On This Day

On this day 44 years ago, the name “Central Australian Aboriginal Congress” was officially registered.

Did you know that Congress was originally called the Central Australian Aboriginal Rights Committee?

That name, originally adopted at Congress’ foundation meeting in June 1973, was changed to Central Australian Aborigines Congress soon after.

The change to the long-standing name Central Australian Aboriginal Congress was adopted at the 1976 AGM and then officially changed on 14 April 1977!

This was a very important time for Congress. The first clinic in Hartley Street had opened just one year before in October 1975, using a grant of $339,000 from the Commonwealth Government. (That would be worth about $2.7 million now, in 2021). Two doctors, two nurses and other staff were recruited at the time. The Commonwealth Minister for Health, Dr Everingham was reported in the Centralian Advocate (14/8/1975) as saying the new clinic would give Aboriginal people confidence in medical treatment because they could build up trust with the clinic staff.

The Hartley Street clinic was busy from the day it opened.

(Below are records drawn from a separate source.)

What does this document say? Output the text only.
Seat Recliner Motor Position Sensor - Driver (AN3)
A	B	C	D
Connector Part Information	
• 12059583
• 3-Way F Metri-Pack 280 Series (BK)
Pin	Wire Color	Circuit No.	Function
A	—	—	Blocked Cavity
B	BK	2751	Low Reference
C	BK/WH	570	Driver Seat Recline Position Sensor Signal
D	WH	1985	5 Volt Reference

In 1976, it provided nearly 10,000 episodes of care. Congress staff also started to help remote communities establish their own community controlled health services. Congress services have expanded a lot since that time. In 2020, our town clinics saw over 13,000 Aboriginal people on average 10 times each in the year. That’s over 130,000 episodes of care!

The photo shows Neville Perkins – first General Secretary of Congress – reading the Hartley Street Clinic sign with a man whose name we don’t know.